The private email addresses for hundreds of YouTube video creators were made public this week when the Google-owned company temporarily forgot to lock down the beta sign-up form for its upcoming Fan Funding feature.
"For a short time yesterday, email addresses and channel names of creators using our Fan Funding sign up form were accessible to other creators signing up," a YouTube spokesperson told Polygon. "We fixed this mistake within an hour and apologize to those affected."
Thursday evening, YouTube announced that it was adding two new features: 60 frames per second playback and the ability for fans to directly pay video creators through the video hosting service.

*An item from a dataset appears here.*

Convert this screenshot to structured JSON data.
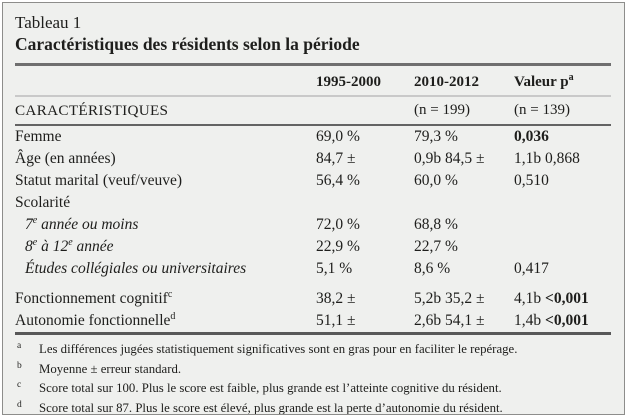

A 7 p.m. tweet from YouTube Creators announced the feature and directed people interested in testing it out to sign-up on a Google Form created by YouTube.
The form required applicants to give YouTube their channel name, say whether they are part of a Multi Channel Network, note what category their channel is in and provide their contact email. The form also stated that YouTube would only use the email address to contact an applicant in connection with the Fan Funding Program.

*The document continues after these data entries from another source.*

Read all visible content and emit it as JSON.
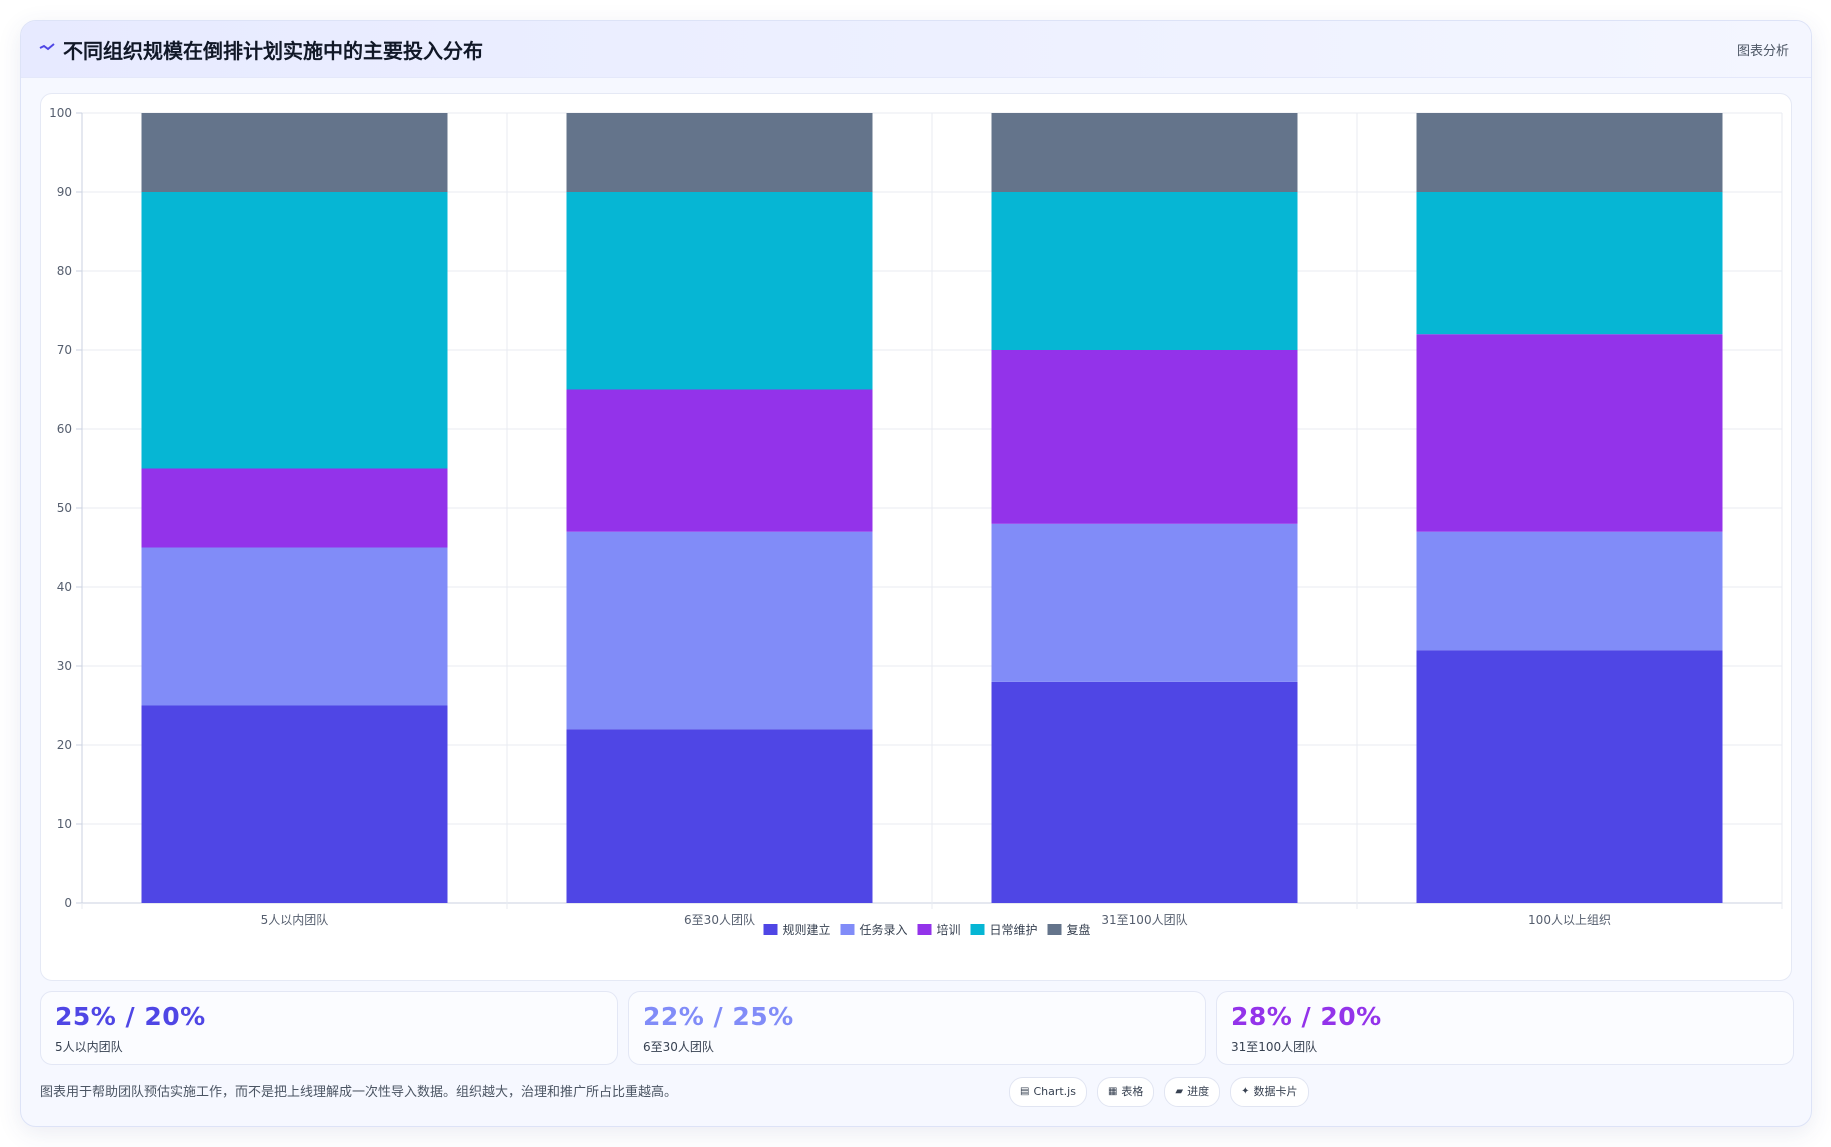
{
  "header": {
    "icon": "chart-line-icon",
    "title": "不同组织规模在倒排计划实施中的主要投入分布",
    "action_label": "图表分析"
  },
  "chart_data": {
    "type": "bar",
    "stacked": true,
    "categories": [
      "5人以内团队",
      "6至30人团队",
      "31至100人团队",
      "100人以上组织"
    ],
    "series": [
      {
        "name": "规则建立",
        "color": "#4f46e5",
        "values": [
          25,
          22,
          28,
          32
        ]
      },
      {
        "name": "任务录入",
        "color": "#818cf8",
        "values": [
          20,
          25,
          20,
          15
        ]
      },
      {
        "name": "培训",
        "color": "#9333ea",
        "values": [
          10,
          18,
          22,
          25
        ]
      },
      {
        "name": "日常维护",
        "color": "#06b6d4",
        "values": [
          35,
          25,
          20,
          18
        ]
      },
      {
        "name": "复盘",
        "color": "#64748b",
        "values": [
          10,
          10,
          10,
          10
        ]
      }
    ],
    "ylim": [
      0,
      100
    ],
    "yticks": [
      0,
      10,
      20,
      30,
      40,
      50,
      60,
      70,
      80,
      90,
      100
    ],
    "xlabel": "",
    "ylabel": "",
    "grid": true,
    "legend_position": "bottom"
  },
  "stats": [
    {
      "value": "25% / 20%",
      "label": "5人以内团队",
      "color": "#4f46e5"
    },
    {
      "value": "22% / 25%",
      "label": "6至30人团队",
      "color": "#818cf8"
    },
    {
      "value": "28% / 20%",
      "label": "31至100人团队",
      "color": "#9333ea"
    }
  ],
  "footnote": "图表用于帮助团队预估实施工作，而不是把上线理解成一次性导入数据。组织越大，治理和推广所占比重越高。",
  "tags": [
    {
      "icon": "chart-icon",
      "glyph": "▤",
      "label": "Chart.js"
    },
    {
      "icon": "table-icon",
      "glyph": "▦",
      "label": "表格"
    },
    {
      "icon": "progress-icon",
      "glyph": "▰",
      "label": "进度"
    },
    {
      "icon": "sparkle-icon",
      "glyph": "✦",
      "label": "数据卡片"
    }
  ]
}
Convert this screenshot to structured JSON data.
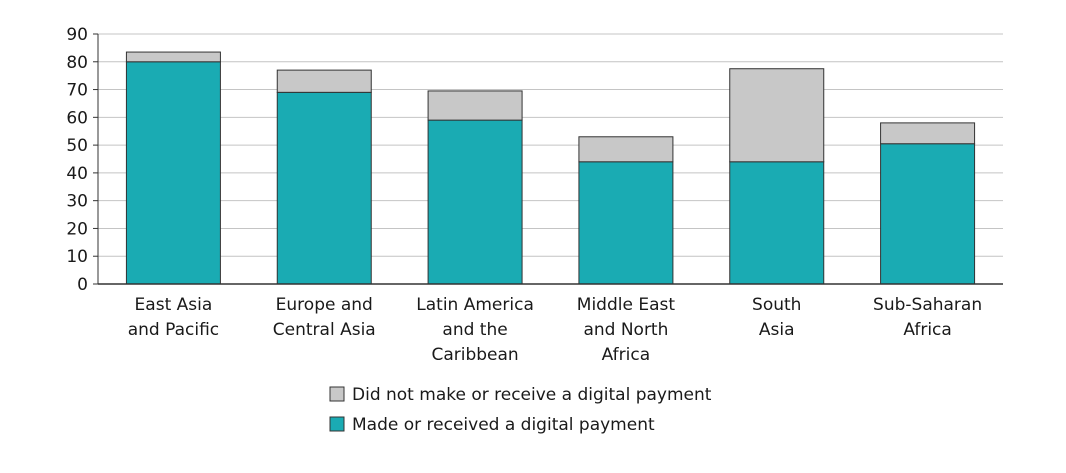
{
  "chart_data": {
    "type": "bar",
    "stacked": true,
    "title": "",
    "xlabel": "",
    "ylabel": "",
    "ylim": [
      0,
      90
    ],
    "yticks": [
      0,
      10,
      20,
      30,
      40,
      50,
      60,
      70,
      80,
      90
    ],
    "grid": true,
    "legend_position": "bottom-center",
    "categories": [
      [
        "East Asia",
        "and Pacific"
      ],
      [
        "Europe and",
        "Central Asia"
      ],
      [
        "Latin America",
        "and the",
        "Caribbean"
      ],
      [
        "Middle East",
        "and North",
        "Africa"
      ],
      [
        "South",
        "Asia"
      ],
      [
        "Sub-Saharan",
        "Africa"
      ]
    ],
    "series": [
      {
        "name": "Made or received a digital payment",
        "color": "#1aabb3",
        "values": [
          80,
          69,
          59,
          44,
          44,
          50.5
        ]
      },
      {
        "name": "Did not make or receive a digital payment",
        "color": "#c8c8c8",
        "values": [
          3.5,
          8,
          10.5,
          9,
          33.5,
          7.5
        ]
      }
    ],
    "legend_order": [
      1,
      0
    ]
  }
}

After filling out the form and applying, the site directed users to a page that allowed them to edit their response, submit another response or "See Previous Responses."

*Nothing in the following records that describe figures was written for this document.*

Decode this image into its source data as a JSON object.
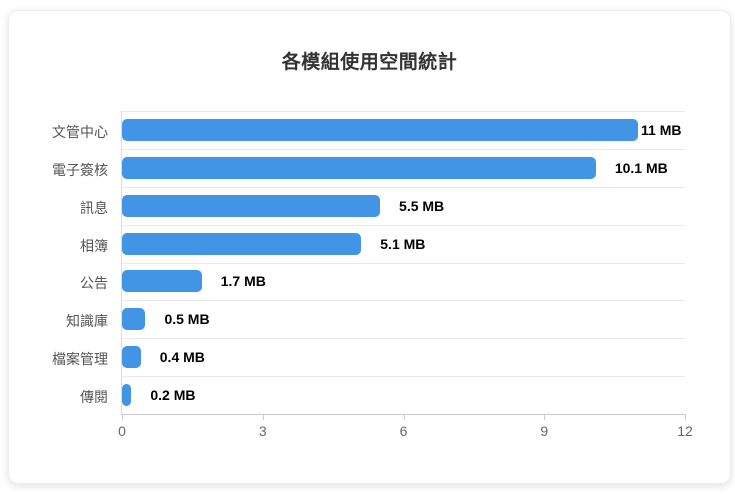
{
  "chart_data": {
    "type": "bar",
    "orientation": "horizontal",
    "title": "各模組使用空間統計",
    "categories": [
      "文管中心",
      "電子簽核",
      "訊息",
      "相簿",
      "公告",
      "知識庫",
      "檔案管理",
      "傳閱"
    ],
    "values": [
      11,
      10.1,
      5.5,
      5.1,
      1.7,
      0.5,
      0.4,
      0.2
    ],
    "value_labels": [
      "11 MB",
      "10.1 MB",
      "5.5 MB",
      "5.1 MB",
      "1.7 MB",
      "0.5 MB",
      "0.4 MB",
      "0.2 MB"
    ],
    "xlabel": "",
    "ylabel": "",
    "xlim": [
      0,
      12
    ],
    "x_ticks": [
      0,
      3,
      6,
      9,
      12
    ],
    "grid": "horizontal-row-separators",
    "legend": "none",
    "bar_color": "#4295e5"
  }
}
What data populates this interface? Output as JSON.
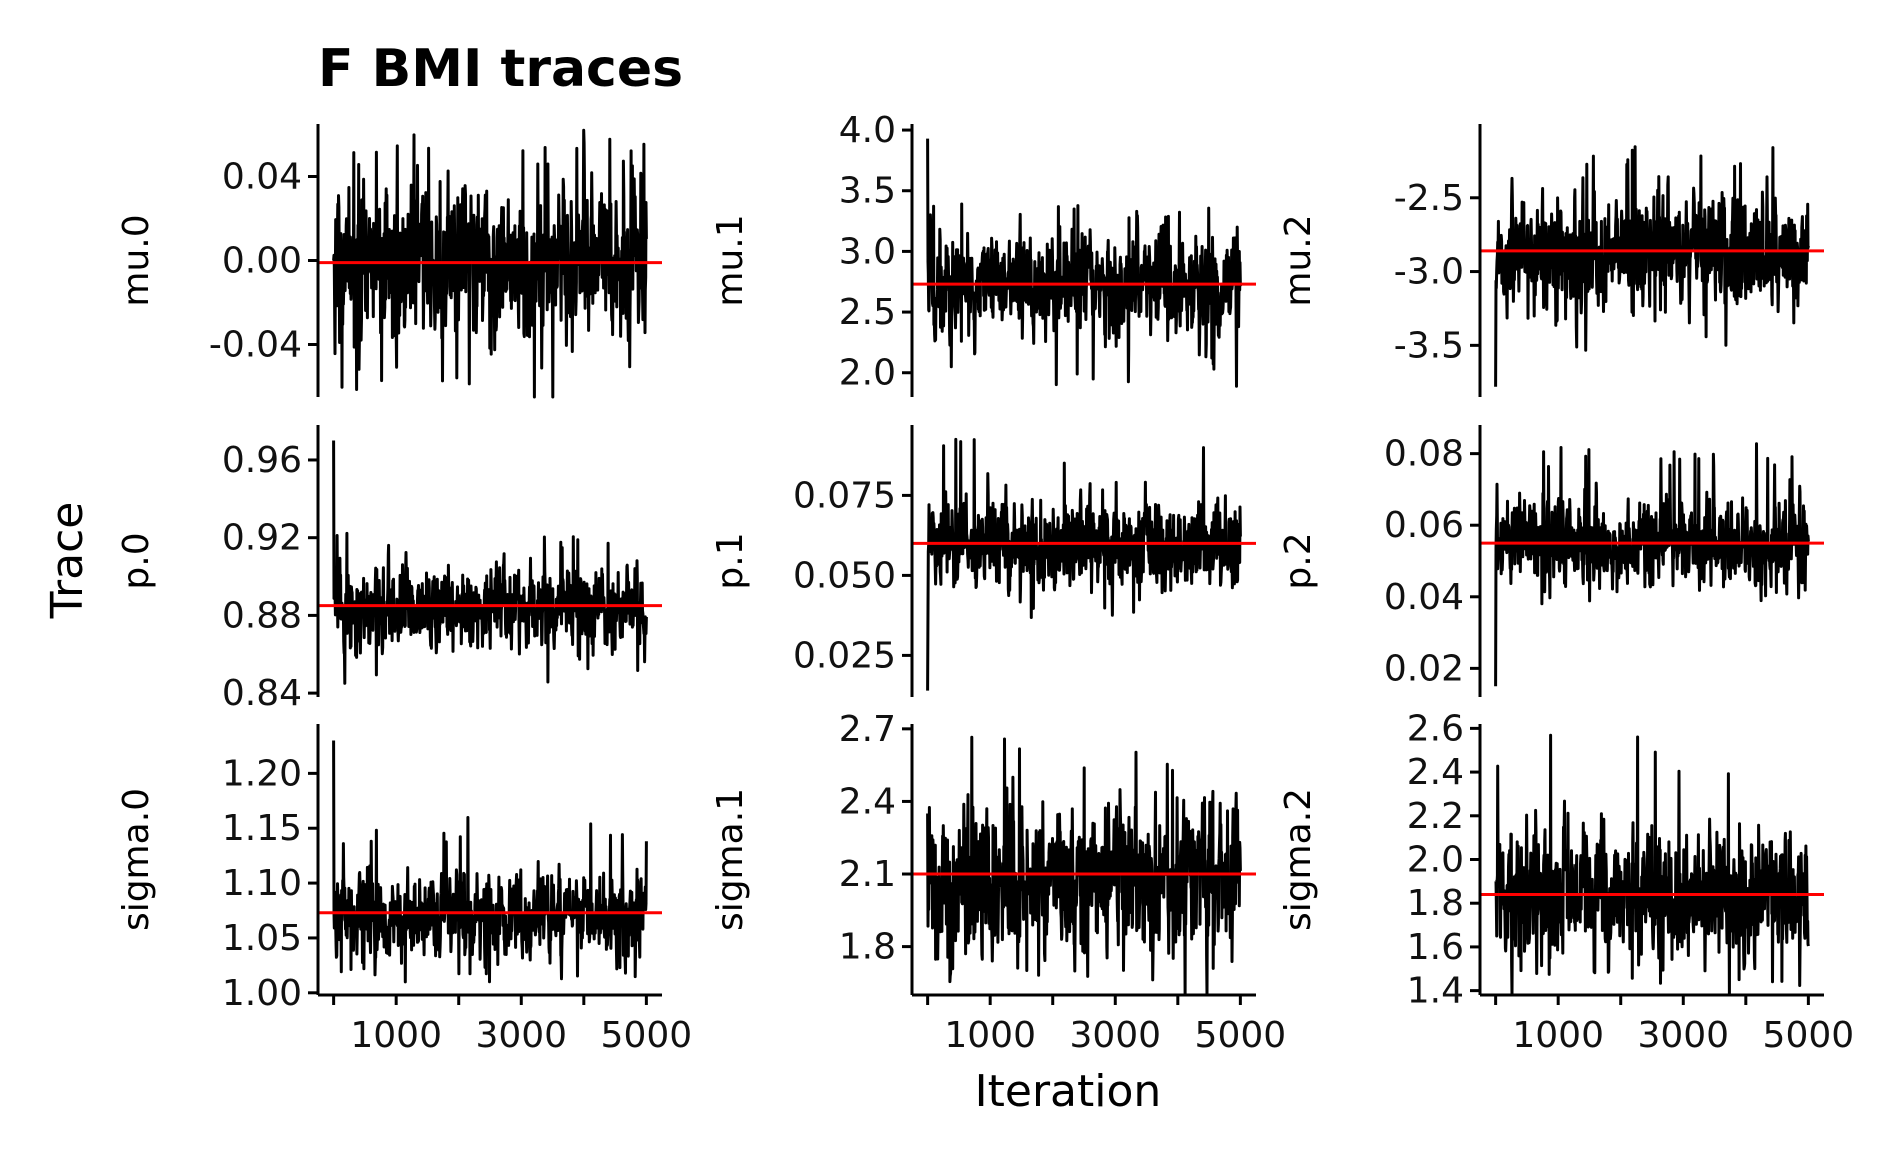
{
  "figure": {
    "title": "F BMI traces",
    "xlabel": "Iteration",
    "ylabel": "Trace"
  },
  "chart_data": [
    {
      "type": "line",
      "ylabel": "mu.0",
      "row": 0,
      "col": 0,
      "xlim": [
        -250,
        5250
      ],
      "ylim": [
        -0.065,
        0.065
      ],
      "yticks": [
        -0.04,
        0.0,
        0.04
      ],
      "ydecimals": 2,
      "xticks": [
        1000,
        3000,
        5000
      ],
      "xtick_marks": [
        0,
        1000,
        2000,
        3000,
        4000,
        5000
      ],
      "show_xticks": false,
      "center": -0.001,
      "spread": 0.016,
      "burn_start": 0.0,
      "spike_up": 0.06,
      "spike_down": -0.068,
      "mean_line": -0.001,
      "trace_color": "#000000",
      "mean_color": "#ff0000"
    },
    {
      "type": "line",
      "ylabel": "mu.1",
      "row": 0,
      "col": 1,
      "xlim": [
        -250,
        5250
      ],
      "ylim": [
        1.8,
        4.05
      ],
      "yticks": [
        2.0,
        2.5,
        3.0,
        3.5,
        4.0
      ],
      "ydecimals": 1,
      "xticks": [
        1000,
        3000,
        5000
      ],
      "xtick_marks": [
        0,
        1000,
        2000,
        3000,
        4000,
        5000
      ],
      "show_xticks": false,
      "center": 2.73,
      "spread": 0.19,
      "burn_start": 3.93,
      "spike_up": 3.4,
      "spike_down": 1.88,
      "mean_line": 2.73,
      "trace_color": "#000000",
      "mean_color": "#ff0000"
    },
    {
      "type": "line",
      "ylabel": "mu.2",
      "row": 0,
      "col": 2,
      "xlim": [
        -250,
        5250
      ],
      "ylim": [
        -3.85,
        -2.0
      ],
      "yticks": [
        -3.5,
        -3.0,
        -2.5
      ],
      "ydecimals": 1,
      "xticks": [
        1000,
        3000,
        5000
      ],
      "xtick_marks": [
        0,
        1000,
        2000,
        3000,
        4000,
        5000
      ],
      "show_xticks": false,
      "center": -2.87,
      "spread": 0.17,
      "burn_start": -3.78,
      "spike_up": -2.12,
      "spike_down": -3.37,
      "mean_line": -2.86,
      "trace_color": "#000000",
      "mean_color": "#ff0000"
    },
    {
      "type": "line",
      "ylabel": "p.0",
      "row": 1,
      "col": 0,
      "xlim": [
        -250,
        5250
      ],
      "ylim": [
        0.838,
        0.978
      ],
      "yticks": [
        0.84,
        0.88,
        0.92,
        0.96
      ],
      "ydecimals": 2,
      "xticks": [
        1000,
        3000,
        5000
      ],
      "xtick_marks": [
        0,
        1000,
        2000,
        3000,
        4000,
        5000
      ],
      "show_xticks": false,
      "center": 0.884,
      "spread": 0.009,
      "burn_start": 0.97,
      "spike_up": 0.923,
      "spike_down": 0.844,
      "mean_line": 0.885,
      "trace_color": "#000000",
      "mean_color": "#ff0000"
    },
    {
      "type": "line",
      "ylabel": "p.1",
      "row": 1,
      "col": 1,
      "xlim": [
        -250,
        5250
      ],
      "ylim": [
        0.012,
        0.097
      ],
      "yticks": [
        0.025,
        0.05,
        0.075
      ],
      "ydecimals": 3,
      "xticks": [
        1000,
        3000,
        5000
      ],
      "xtick_marks": [
        0,
        1000,
        2000,
        3000,
        4000,
        5000
      ],
      "show_xticks": false,
      "center": 0.06,
      "spread": 0.0065,
      "burn_start": 0.014,
      "spike_up": 0.093,
      "spike_down": 0.036,
      "mean_line": 0.06,
      "trace_color": "#000000",
      "mean_color": "#ff0000"
    },
    {
      "type": "line",
      "ylabel": "p.2",
      "row": 1,
      "col": 2,
      "xlim": [
        -250,
        5250
      ],
      "ylim": [
        0.012,
        0.088
      ],
      "yticks": [
        0.02,
        0.04,
        0.06,
        0.08
      ],
      "ydecimals": 2,
      "xticks": [
        1000,
        3000,
        5000
      ],
      "xtick_marks": [
        0,
        1000,
        2000,
        3000,
        4000,
        5000
      ],
      "show_xticks": false,
      "center": 0.055,
      "spread": 0.0055,
      "burn_start": 0.015,
      "spike_up": 0.083,
      "spike_down": 0.038,
      "mean_line": 0.055,
      "trace_color": "#000000",
      "mean_color": "#ff0000"
    },
    {
      "type": "line",
      "ylabel": "sigma.0",
      "row": 2,
      "col": 0,
      "xlim": [
        -250,
        5250
      ],
      "ylim": [
        0.998,
        1.245
      ],
      "yticks": [
        1.0,
        1.05,
        1.1,
        1.15,
        1.2
      ],
      "ydecimals": 2,
      "xticks": [
        1000,
        3000,
        5000
      ],
      "xtick_marks": [
        0,
        1000,
        2000,
        3000,
        4000,
        5000
      ],
      "show_xticks": true,
      "center": 1.07,
      "spread": 0.017,
      "burn_start": 1.23,
      "spike_up": 1.16,
      "spike_down": 1.008,
      "mean_line": 1.073,
      "trace_color": "#000000",
      "mean_color": "#ff0000"
    },
    {
      "type": "line",
      "ylabel": "sigma.1",
      "row": 2,
      "col": 1,
      "xlim": [
        -250,
        5250
      ],
      "ylim": [
        1.6,
        2.72
      ],
      "yticks": [
        1.8,
        2.1,
        2.4,
        2.7
      ],
      "ydecimals": 1,
      "xticks": [
        1000,
        3000,
        5000
      ],
      "xtick_marks": [
        0,
        1000,
        2000,
        3000,
        4000,
        5000
      ],
      "show_xticks": true,
      "center": 2.08,
      "spread": 0.14,
      "burn_start": 2.35,
      "spike_up": 2.67,
      "spike_down": 1.64,
      "mean_line": 2.1,
      "trace_color": "#000000",
      "mean_color": "#ff0000"
    },
    {
      "type": "line",
      "ylabel": "sigma.2",
      "row": 2,
      "col": 2,
      "xlim": [
        -250,
        5250
      ],
      "ylim": [
        1.38,
        2.62
      ],
      "yticks": [
        1.4,
        1.6,
        1.8,
        2.0,
        2.2,
        2.4,
        2.6
      ],
      "ydecimals": 1,
      "xticks": [
        1000,
        3000,
        5000
      ],
      "xtick_marks": [
        0,
        1000,
        2000,
        3000,
        4000,
        5000
      ],
      "show_xticks": true,
      "center": 1.84,
      "spread": 0.13,
      "burn_start": 1.9,
      "spike_up": 2.57,
      "spike_down": 1.43,
      "mean_line": 1.84,
      "trace_color": "#000000",
      "mean_color": "#ff0000"
    }
  ]
}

Nick Monroe, the creator of YouTube channel PressFartToContinue, clicked on the option and was sent to an analytics page which displayed all of the email addresses submitted as well as a break down of the other answers.
"I was one of the first people to sign up, lucky enough to see the tweet from YouTube Creators seconds after it was posted," Monroe told Polygon. "After signing up and putting in my email and channel, I saw the 'See Previous Responses' link at the final page of the Sign-Up form. I clicked it out of curiosity and was shocked ... I thought it was ridiculous this information was just sitting there for anyone to use, and I thought to keep the tab open and check-in every so often that evening. To my surprise, people just kept signing up and this information was just pouring in. I copied a lot of the emails in notepad and sent a message to the people affected myself seeing that YouTube Creators wasn't going to."
Monroe provided several screenshots of the form and email addresses to Polygon for verification. At the time of this writing the option to see previous responses is no longer available. Monroe says that it appeared to have been fixed by 11 p.m. EST at which time there were about 300 emails displayed.
"This is a great example of how easy it is to make a damaging mistake in the Internet Age," Monroe said. "When security and privacy are one of the public's priorities, one small error is all it takes for something like this to happen. All YouTube Creators did was flip a switch, and everything was fixed. Every time people click a link, fill out a form, whatever they do on the Internet they should be aware of the consequences."
Daniel Figueroa, whose YouTube Channel is Digital Boundaries, said he was at work when he received an email from Monroe.
"I was at work, and received a random email notifying me of this situation," he said. "The emailer copied all he could, and even had a screenshot of the privacy breach."
Monroe recommends that anyone who signed up for the beta double check their email and enable two-step verification.
Polygon has reached out to others impacted by the breach and will update this story as they respond.
Update: This story has been updated with a statement from YouTube.